The FTC says homeowners should check licenses and insurance, get three written estimates, review a written contract before work starts, and avoid paying by cash or wire transfer. Read the FTC repair scam advice first. If you spot a scam, the FTC says you can report it online or call 1-877-382-4357.
Warning signs
- Someone says a federal grant is guaranteed if you pay a fee.
- A contractor wants you to sign over the whole program payment before work is inspected.
- A lender or contractor says not to read the lien, mortgage, or tax assessment paperwork.
- The offer came by text, social media, robocall, or a fake agency page.
- The person tells you not to call the city, county, HUD counselor, or family member.
For more scam warning signs, see the HomeRepairGrants.org scam warning guide. If you are considering borrowing for repairs, read the loan caution guide before signing. Some financing can create liens, payment shocks, foreclosure risk, or tax assessment problems.
FAQs
Can I apply directly to HUD for a CDBG or HOME home repair grant?
Usually no. HUD funds eligible governments and participating jurisdictions. Homeowners usually apply through a city, county, state, tribal partner, housing agency, or nonprofit running the local repair program.
Are CDBG and HOME programs only for seniors?
No. Many programs serve low- and moderate-income homeowners of different ages. Some local programs give priority to seniors, disabled homeowners, veterans, families with children, or urgent health and safety cases, but that is a local program rule.

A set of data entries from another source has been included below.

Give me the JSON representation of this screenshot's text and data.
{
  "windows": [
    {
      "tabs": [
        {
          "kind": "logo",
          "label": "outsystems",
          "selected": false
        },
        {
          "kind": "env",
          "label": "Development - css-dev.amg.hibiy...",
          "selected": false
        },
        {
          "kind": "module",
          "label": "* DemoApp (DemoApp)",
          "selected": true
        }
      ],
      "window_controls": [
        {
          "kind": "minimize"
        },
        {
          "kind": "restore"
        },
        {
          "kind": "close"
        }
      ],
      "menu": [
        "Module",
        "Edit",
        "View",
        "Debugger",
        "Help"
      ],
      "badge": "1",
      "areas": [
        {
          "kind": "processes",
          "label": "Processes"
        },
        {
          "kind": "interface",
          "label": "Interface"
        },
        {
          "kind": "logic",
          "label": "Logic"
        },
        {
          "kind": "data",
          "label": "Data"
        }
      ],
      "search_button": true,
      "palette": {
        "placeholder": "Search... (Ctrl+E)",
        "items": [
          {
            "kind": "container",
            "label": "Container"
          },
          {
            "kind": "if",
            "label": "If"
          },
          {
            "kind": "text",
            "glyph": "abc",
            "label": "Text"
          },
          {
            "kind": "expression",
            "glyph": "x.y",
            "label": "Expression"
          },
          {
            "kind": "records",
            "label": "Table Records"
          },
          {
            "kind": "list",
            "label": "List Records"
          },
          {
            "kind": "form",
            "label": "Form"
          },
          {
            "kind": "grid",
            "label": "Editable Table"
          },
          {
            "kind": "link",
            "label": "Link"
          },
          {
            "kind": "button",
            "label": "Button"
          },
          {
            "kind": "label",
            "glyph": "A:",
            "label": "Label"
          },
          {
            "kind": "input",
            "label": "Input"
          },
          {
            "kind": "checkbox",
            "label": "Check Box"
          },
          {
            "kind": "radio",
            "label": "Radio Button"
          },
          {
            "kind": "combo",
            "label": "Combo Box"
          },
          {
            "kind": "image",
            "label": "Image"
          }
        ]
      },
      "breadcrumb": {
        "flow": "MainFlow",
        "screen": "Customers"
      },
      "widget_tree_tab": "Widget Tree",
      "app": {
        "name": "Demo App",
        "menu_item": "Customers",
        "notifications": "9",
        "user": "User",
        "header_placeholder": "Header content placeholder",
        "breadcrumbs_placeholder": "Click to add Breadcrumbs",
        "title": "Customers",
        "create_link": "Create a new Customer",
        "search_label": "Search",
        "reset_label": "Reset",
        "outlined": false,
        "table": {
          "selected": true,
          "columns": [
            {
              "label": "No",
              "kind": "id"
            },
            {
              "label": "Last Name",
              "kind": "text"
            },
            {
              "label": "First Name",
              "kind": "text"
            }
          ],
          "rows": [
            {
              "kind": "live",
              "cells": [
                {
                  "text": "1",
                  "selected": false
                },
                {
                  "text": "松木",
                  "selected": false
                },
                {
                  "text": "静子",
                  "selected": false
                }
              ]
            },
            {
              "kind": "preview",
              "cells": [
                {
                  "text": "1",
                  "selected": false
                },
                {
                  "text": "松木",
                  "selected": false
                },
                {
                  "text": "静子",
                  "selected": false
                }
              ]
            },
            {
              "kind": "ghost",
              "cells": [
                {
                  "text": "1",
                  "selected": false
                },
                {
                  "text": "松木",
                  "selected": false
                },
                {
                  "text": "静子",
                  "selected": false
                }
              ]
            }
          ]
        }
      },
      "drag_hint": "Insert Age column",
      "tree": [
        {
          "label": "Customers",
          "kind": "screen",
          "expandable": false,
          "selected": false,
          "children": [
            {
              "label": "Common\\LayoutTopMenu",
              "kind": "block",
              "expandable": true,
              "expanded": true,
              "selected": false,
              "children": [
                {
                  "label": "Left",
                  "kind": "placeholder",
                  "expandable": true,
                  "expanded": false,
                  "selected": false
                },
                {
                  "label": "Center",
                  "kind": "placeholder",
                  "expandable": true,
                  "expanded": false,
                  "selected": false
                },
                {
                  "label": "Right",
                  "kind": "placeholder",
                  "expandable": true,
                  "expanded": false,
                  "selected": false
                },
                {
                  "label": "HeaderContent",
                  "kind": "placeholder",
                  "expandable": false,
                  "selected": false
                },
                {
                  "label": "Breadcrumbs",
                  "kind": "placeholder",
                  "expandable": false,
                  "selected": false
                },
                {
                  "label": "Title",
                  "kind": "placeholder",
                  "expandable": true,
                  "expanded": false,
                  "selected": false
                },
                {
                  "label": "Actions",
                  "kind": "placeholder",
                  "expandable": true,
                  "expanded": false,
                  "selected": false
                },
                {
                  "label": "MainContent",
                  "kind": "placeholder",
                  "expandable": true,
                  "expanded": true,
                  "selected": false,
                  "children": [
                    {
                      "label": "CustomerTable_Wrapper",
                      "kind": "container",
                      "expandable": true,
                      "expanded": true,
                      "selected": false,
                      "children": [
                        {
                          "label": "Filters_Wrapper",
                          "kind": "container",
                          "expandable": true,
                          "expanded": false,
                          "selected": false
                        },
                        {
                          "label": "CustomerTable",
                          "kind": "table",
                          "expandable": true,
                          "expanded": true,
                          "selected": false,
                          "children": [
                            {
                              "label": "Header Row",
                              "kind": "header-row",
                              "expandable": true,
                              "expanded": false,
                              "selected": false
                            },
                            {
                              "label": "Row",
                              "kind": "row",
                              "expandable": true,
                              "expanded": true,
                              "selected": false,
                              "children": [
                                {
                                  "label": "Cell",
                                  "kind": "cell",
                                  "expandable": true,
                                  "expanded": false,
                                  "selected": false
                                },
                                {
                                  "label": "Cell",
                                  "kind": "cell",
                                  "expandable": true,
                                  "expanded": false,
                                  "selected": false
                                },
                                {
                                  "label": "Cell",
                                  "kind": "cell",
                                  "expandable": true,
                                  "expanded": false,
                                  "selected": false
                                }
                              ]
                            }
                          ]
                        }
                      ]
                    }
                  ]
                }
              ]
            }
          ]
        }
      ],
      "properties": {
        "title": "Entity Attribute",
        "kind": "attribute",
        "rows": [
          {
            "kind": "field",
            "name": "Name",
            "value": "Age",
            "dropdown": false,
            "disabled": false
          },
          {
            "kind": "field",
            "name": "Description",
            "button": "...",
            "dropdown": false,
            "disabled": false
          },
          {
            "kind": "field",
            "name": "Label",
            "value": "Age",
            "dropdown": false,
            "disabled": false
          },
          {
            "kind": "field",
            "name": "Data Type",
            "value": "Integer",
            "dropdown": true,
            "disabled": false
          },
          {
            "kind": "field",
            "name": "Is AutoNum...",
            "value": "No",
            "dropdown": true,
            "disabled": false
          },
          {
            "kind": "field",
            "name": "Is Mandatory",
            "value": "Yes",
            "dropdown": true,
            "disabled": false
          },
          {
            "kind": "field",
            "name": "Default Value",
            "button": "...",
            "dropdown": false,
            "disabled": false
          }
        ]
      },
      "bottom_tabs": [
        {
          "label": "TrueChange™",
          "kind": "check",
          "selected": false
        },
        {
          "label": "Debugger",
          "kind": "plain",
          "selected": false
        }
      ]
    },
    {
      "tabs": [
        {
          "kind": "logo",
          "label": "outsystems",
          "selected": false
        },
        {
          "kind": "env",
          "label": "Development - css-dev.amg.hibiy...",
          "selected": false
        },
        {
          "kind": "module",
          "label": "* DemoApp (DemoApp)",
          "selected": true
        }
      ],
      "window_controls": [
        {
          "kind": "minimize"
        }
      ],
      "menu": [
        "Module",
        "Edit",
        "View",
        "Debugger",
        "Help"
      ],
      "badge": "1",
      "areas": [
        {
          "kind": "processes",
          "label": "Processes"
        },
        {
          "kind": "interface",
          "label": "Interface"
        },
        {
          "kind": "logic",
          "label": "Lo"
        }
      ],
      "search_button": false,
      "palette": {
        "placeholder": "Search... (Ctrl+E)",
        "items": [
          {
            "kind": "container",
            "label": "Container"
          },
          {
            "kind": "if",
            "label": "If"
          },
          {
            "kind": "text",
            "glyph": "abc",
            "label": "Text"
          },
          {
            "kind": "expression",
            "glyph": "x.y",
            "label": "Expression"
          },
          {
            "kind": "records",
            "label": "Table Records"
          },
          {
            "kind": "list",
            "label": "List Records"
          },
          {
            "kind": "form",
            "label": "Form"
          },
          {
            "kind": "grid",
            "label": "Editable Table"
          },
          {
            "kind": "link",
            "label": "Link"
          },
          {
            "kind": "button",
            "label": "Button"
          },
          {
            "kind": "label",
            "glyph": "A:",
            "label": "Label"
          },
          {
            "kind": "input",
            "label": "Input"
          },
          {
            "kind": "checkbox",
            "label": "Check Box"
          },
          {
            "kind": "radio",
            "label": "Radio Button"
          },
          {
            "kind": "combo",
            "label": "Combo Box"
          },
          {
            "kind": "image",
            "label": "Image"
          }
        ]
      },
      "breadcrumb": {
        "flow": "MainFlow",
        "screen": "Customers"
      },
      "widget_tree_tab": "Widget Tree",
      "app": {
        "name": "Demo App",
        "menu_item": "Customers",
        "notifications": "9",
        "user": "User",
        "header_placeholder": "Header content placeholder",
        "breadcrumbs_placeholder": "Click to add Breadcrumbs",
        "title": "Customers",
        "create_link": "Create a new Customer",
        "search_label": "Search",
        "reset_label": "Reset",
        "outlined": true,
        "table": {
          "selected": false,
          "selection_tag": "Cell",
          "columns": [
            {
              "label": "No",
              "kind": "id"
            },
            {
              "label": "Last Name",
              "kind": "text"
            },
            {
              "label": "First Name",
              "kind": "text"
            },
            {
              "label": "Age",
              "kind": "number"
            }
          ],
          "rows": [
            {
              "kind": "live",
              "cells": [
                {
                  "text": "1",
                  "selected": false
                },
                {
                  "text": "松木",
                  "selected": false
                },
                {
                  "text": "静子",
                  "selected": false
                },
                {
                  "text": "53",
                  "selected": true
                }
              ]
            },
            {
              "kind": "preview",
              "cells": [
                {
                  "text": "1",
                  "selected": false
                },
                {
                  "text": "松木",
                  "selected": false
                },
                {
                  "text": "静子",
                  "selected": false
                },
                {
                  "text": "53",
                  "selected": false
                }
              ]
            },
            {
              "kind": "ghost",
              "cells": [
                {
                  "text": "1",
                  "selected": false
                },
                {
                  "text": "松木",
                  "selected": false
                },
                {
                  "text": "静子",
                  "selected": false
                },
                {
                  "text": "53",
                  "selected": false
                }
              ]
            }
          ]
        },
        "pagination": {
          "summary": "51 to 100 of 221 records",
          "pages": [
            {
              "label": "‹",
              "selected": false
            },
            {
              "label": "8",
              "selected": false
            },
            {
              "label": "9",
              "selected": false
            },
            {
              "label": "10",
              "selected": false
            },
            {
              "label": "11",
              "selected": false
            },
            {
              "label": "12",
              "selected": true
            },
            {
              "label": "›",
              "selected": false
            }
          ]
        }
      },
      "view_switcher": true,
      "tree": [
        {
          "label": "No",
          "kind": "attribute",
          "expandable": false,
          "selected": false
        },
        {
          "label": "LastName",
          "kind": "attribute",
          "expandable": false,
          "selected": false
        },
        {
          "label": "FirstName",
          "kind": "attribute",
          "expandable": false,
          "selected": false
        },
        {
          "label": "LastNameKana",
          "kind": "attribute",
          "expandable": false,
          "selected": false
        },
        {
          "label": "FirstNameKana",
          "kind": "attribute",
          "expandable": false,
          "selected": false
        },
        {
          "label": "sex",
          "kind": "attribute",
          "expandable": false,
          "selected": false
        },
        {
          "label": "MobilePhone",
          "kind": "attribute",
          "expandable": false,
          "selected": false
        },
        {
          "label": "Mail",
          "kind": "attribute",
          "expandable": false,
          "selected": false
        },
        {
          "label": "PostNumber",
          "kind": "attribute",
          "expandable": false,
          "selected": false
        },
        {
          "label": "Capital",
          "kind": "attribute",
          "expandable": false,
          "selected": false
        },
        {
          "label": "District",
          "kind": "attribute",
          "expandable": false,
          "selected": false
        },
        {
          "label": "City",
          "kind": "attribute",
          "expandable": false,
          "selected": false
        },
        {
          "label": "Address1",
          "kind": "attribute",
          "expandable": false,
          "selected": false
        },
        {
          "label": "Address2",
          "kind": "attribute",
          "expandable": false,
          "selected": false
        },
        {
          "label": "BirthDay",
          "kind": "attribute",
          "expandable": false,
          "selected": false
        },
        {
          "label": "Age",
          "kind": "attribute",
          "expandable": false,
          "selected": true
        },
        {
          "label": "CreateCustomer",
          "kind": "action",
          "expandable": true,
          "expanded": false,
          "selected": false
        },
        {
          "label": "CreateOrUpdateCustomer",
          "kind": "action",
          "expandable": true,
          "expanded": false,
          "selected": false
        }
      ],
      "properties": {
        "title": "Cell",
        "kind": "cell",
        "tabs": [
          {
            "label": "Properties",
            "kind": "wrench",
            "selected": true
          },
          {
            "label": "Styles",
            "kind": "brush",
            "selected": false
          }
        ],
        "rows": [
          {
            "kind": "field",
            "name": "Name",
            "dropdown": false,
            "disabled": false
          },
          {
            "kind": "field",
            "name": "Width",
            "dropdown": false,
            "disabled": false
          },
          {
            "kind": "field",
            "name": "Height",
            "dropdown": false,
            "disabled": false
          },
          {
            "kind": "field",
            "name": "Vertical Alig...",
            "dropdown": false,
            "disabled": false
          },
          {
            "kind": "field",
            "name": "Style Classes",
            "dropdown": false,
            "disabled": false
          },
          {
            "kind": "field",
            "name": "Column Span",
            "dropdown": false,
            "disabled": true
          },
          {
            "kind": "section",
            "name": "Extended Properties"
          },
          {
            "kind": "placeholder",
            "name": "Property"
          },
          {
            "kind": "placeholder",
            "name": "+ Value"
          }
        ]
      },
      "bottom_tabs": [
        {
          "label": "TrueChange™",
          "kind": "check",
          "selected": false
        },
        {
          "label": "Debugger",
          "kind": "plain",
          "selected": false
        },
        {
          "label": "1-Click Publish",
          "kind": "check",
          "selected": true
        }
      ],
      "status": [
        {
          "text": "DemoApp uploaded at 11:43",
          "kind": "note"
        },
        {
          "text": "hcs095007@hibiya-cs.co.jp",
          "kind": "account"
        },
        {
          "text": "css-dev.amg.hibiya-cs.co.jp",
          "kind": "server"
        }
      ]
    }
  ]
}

Does 80% of area median income mean I qualify?
Not by itself. Income is only one test. The home must be in the service area, the repair must be covered, the program must be open, and you may need to meet ownership, occupancy, tax, insurance, title, inspection, and property value rules.
Why does the program want to inspect my whole home?
Federal funds can require property standards, code checks, lead paint rules, environmental review, and cost reasonableness. A small repair request can uncover other safety or code items that affect approval.
Can I use my own contractor?
Maybe. Some programs allow it if the contractor is licensed, insured, eligible, and approved. Others require bids or use an approved contractor list. Ask before signing any contract.
What if the program is closed?
Ask when the next intake may open, whether there is a waitlist, and whether another city, county, state, nonprofit, weatherization, disability, aging, disaster, or housing counseling resource can help sooner.
About This Guide
HomeRepairGrants.org writes practical guides for homeowners looking for safer repair help. This guide uses official federal, state, local, and high-trust nonprofit/community sources mentioned in the article, including HUD, HUD Exchange, HUD User, CFPB, FTC, USAGov, 211, and local program resources.
HomeRepairGrants.org is not a government agency, does not guarantee eligibility, and is not legal, financial, tax, medical, insurance, disability-rights, or government-agency advice. Program rules change by location and funding year. Always confirm current rules with the agency or organization running the program.